Treatment for DKA is fluids and insulin. Patients will most likely be very dehydrated. Unless the patient is hypotensive, fluid replacement should be gradual to prevent complications secondary to overaggressive treatment. 1 to 1.5 L of normal saline is usually given within the first hour. Monitor patients closely to prevent pulmonary edema and transport to the hospital. Usually, fluids replacement is an efficient treatment in the prehospital setting. Once the patient arrives at the ER, insulin can be administered either through a drip or IM injections.

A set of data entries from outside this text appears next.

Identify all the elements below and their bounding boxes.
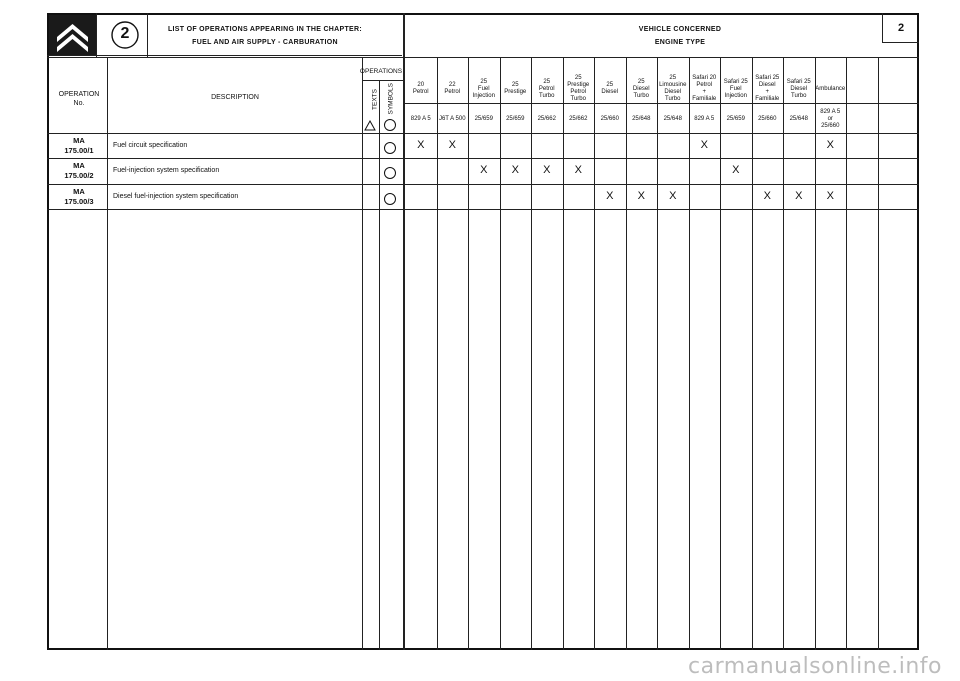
vehicle-header-line: Prestige: [567, 82, 590, 88]
engine-type-cell: [437, 116, 469, 123]
title-line-1: LIST OF OPERATIONS APPEARING IN THE CHAPTER:: [167, 26, 363, 33]
applicability-mark: X: [826, 190, 834, 202]
vehicle-header-line: Safari 25: [755, 75, 780, 81]
vehicle-column-line: [531, 57, 532, 650]
symbol-circle-icon: [384, 193, 396, 205]
vehicle-header-line: Diesel: [664, 89, 682, 95]
applicability-mark: X: [669, 190, 677, 202]
engine-type-line: 25/660: [600, 115, 619, 122]
engine-type-line: 25/648: [632, 115, 651, 122]
operation-no-header: [50, 90, 108, 108]
vehicle-column-line: [594, 57, 595, 650]
operation-description: Fuel-injection system specification: [113, 167, 220, 174]
vehicle-header-line: Familiale: [692, 96, 717, 102]
vehicle-header-line: Petrol: [696, 82, 713, 88]
vehicle-header-line: +: [765, 89, 769, 95]
vehicle-header: [531, 79, 563, 100]
vehicle-header-line: 25: [543, 78, 551, 85]
vehicle-header-line: Petrol: [412, 89, 429, 95]
vehicle-column-line: [500, 57, 501, 650]
vehicle-header: [468, 79, 500, 100]
vehicle-header-line: 25: [480, 78, 488, 85]
operation-number-line1: MA: [73, 161, 85, 170]
vehicle-column-line: [563, 57, 564, 650]
engine-type-cell: [783, 116, 815, 123]
engine-type-line: 25/662: [569, 115, 588, 122]
vehicle-column-line: [657, 57, 658, 650]
vehicle-header: [783, 79, 815, 100]
vehicle-header-line: 25: [606, 82, 614, 88]
engine-type-line: 25/659: [506, 115, 525, 122]
vehicle-concerned-title: VEHICLE CONCERNED: [638, 26, 722, 33]
texts-header: TEXTS: [371, 89, 379, 110]
engine-type-line: J6T A 500: [438, 115, 466, 122]
operation-no-header-line2: No.: [73, 100, 85, 107]
symbols-header: SYMBOLS: [387, 83, 395, 115]
symbol-circle-icon: [384, 142, 396, 154]
vehicle-header-line: Diesel: [758, 82, 776, 88]
applicability-mark: X: [480, 164, 488, 176]
symbol-circle-icon: [384, 167, 396, 179]
vehicle-header-line: Turbo: [570, 96, 586, 102]
main-divider: [403, 13, 405, 650]
vehicle-header: [626, 79, 658, 100]
engine-type-cell: [468, 116, 500, 123]
operation-no-header-line1: OPERATION: [58, 91, 100, 98]
texts-symbols-line: [379, 80, 380, 650]
engine-type-cell: [720, 116, 752, 123]
vehicle-header-line: 25: [637, 78, 645, 85]
description-column-line: [362, 57, 363, 650]
applicability-mark: X: [700, 139, 708, 151]
description-header: DESCRIPTION: [211, 94, 259, 101]
row-line-2: [47, 184, 919, 185]
engine-type-line: 829 A 5: [820, 108, 841, 115]
engine-type-line: [403, 103, 919, 104]
vehicle-header: [563, 75, 595, 103]
engine-type-line: 25/648: [663, 115, 682, 122]
header-body-line: [47, 133, 919, 134]
vehicle-column-line: [468, 57, 469, 650]
vehicle-header-line: Diesel: [632, 85, 650, 92]
engine-type-line: 25/648: [789, 115, 808, 122]
vehicle-column-line: [815, 57, 816, 650]
chapter-number-badge: [110, 20, 140, 50]
vehicle-header-line: Limousine: [659, 82, 687, 88]
vehicle-header-line: Safari 25: [723, 78, 748, 85]
engine-type-cell: [405, 116, 437, 123]
engine-type-line: 25/660: [758, 115, 777, 122]
vehicle-column-line: [720, 57, 721, 650]
vehicle-header: [815, 86, 847, 93]
vehicle-header-line: Turbo: [633, 92, 649, 99]
applicability-mark: X: [511, 164, 519, 176]
operation-number: [50, 161, 108, 181]
operation-description: Fuel circuit specification: [113, 142, 188, 149]
vehicle-header-line: Petrol: [444, 89, 461, 95]
vehicle-header-line: Familiale: [755, 96, 780, 102]
applicability-mark: X: [606, 190, 614, 202]
header-divider: [47, 57, 919, 58]
title-line-2: FUEL AND AIR SUPPLY - CARBURATION: [192, 39, 338, 46]
engine-type-cell: [626, 116, 658, 123]
badge-divider: [147, 13, 148, 57]
vehicle-header-line: 25: [574, 75, 582, 81]
applicability-mark: X: [417, 139, 425, 151]
page-number: 2: [897, 22, 905, 34]
operation-number: [50, 136, 108, 156]
applicability-mark: X: [826, 139, 834, 151]
applicability-mark: X: [637, 190, 645, 202]
engine-type-cell: [752, 116, 784, 123]
vehicle-column-line: [437, 57, 438, 650]
watermark: carmanualsonline.info: [688, 654, 942, 679]
vehicle-header: [405, 82, 437, 96]
operation-number-line2: 175.00/3: [64, 197, 94, 206]
operation-number-line1: MA: [73, 136, 85, 145]
vehicle-header-line: Petrol: [570, 89, 587, 95]
vehicle-header-line: Injection: [724, 92, 747, 99]
vehicle-header-line: Turbo: [791, 92, 807, 99]
operation-number: [50, 187, 108, 207]
operation-description: Diesel fuel-injection system specification: [113, 193, 239, 200]
vehicle-header-line: +: [702, 89, 706, 95]
vehicle-header: [752, 75, 784, 103]
applicability-mark: X: [795, 190, 803, 202]
vehicle-header-line: 25: [669, 75, 677, 81]
operations-sub-line: [362, 80, 403, 81]
operation-number-line1: MA: [73, 187, 85, 196]
vehicle-header: [437, 82, 469, 96]
engine-type-cell: [531, 116, 563, 123]
engine-type-line: 25/662: [537, 115, 556, 122]
vehicle-column-line: [626, 57, 627, 650]
engine-type-line: 25/660: [821, 122, 840, 129]
vehicle-header: [500, 82, 532, 96]
operations-header: OPERATIONS: [359, 68, 403, 75]
page-box-left: [882, 13, 883, 43]
vehicle-header-line: Petrol: [538, 85, 555, 92]
citroen-logo: [49, 15, 96, 56]
vehicle-column-line: [752, 57, 753, 650]
vehicle-header-line: Injection: [472, 92, 495, 99]
applicability-mark: X: [543, 164, 551, 176]
vehicle-header: [594, 82, 626, 96]
vehicle-header-line: Diesel: [790, 85, 808, 92]
vehicle-header-line: Diesel: [601, 89, 619, 95]
logo-divider: [96, 13, 97, 57]
engine-type-cell: [500, 116, 532, 123]
operation-number-line2: 175.00/2: [64, 171, 94, 180]
applicability-mark: X: [574, 164, 582, 176]
engine-type-title: ENGINE TYPE: [654, 39, 706, 46]
triangle-icon: [364, 120, 376, 131]
vehicle-column-line: [846, 57, 847, 650]
page-box-bottom: [882, 42, 919, 43]
row-line-3: [47, 209, 919, 210]
vehicle-header-line: Prestige: [504, 89, 527, 95]
header-divider-left: [47, 55, 402, 56]
vehicle-header-line: Ambulance: [815, 85, 846, 92]
engine-type-line: 25/659: [726, 115, 745, 122]
engine-type-cell: [689, 116, 721, 123]
vehicle-header: [720, 79, 752, 100]
vehicle-column-line: [689, 57, 690, 650]
vehicle-header-line: 25: [511, 82, 519, 88]
vehicle-header-line: Turbo: [665, 96, 681, 102]
vehicle-header: [689, 75, 721, 103]
vehicle-column-line: [783, 57, 784, 650]
vehicle-column-line: [878, 57, 879, 650]
circle-symbol-icon: [384, 119, 396, 131]
operation-number-line2: 175.00/1: [64, 146, 94, 155]
engine-type-cell: [594, 116, 626, 123]
vehicle-header-line: Safari 20: [692, 75, 717, 81]
vehicle-header-line: 20: [417, 82, 425, 88]
vehicle-header-line: 22: [448, 82, 456, 88]
engine-type-cell: [563, 116, 595, 123]
engine-type-cell: [657, 116, 689, 123]
document-sheet: [47, 13, 919, 650]
vehicle-header-line: Turbo: [539, 92, 555, 99]
engine-type-line: 829 A 5: [410, 115, 431, 122]
applicability-mark: X: [732, 164, 740, 176]
vehicle-header: [657, 75, 689, 103]
engine-type-line: 25/659: [474, 115, 493, 122]
applicability-mark: X: [763, 190, 771, 202]
applicability-mark: X: [448, 139, 456, 151]
row-line-1: [47, 158, 919, 159]
vehicle-header-line: Fuel: [729, 85, 742, 92]
engine-type-cell: [815, 109, 847, 130]
vehicle-header-line: Fuel: [477, 85, 490, 92]
chapter-number: 2: [120, 25, 130, 42]
engine-type-line: or: [827, 115, 833, 122]
engine-type-line: 829 A 5: [694, 115, 715, 122]
vehicle-header-line: Safari 25: [786, 78, 811, 85]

Hyperosmolar Hyperglycemic Nonketotic Coma (HHNC)
HHNC is the result of elevated glucose levels in patients with type two diabetes. This results when blood glucose levels reach an excess of 600 mg/dl. The signs and symptoms are similar to DKA, except the onset of symptoms is more insidious compared to DKA. Treatment revolves around ABCs, oxygen, ventilatory support, and fluid resuscitation.
For patients with type one diabetes, there are many prescription drugs that may be encountered in the field. These are both long and short-acting drugs. Short-acting drugs include; Lispro (Humalog), Aspart (Novolog), and Glulisine (apidra). Long-acting insulins include; Glargine (Lantus) and Detemir (Levemir). Type two diabetic prescriptions include; Metformin, Actos, Glucophage, and Glipizide.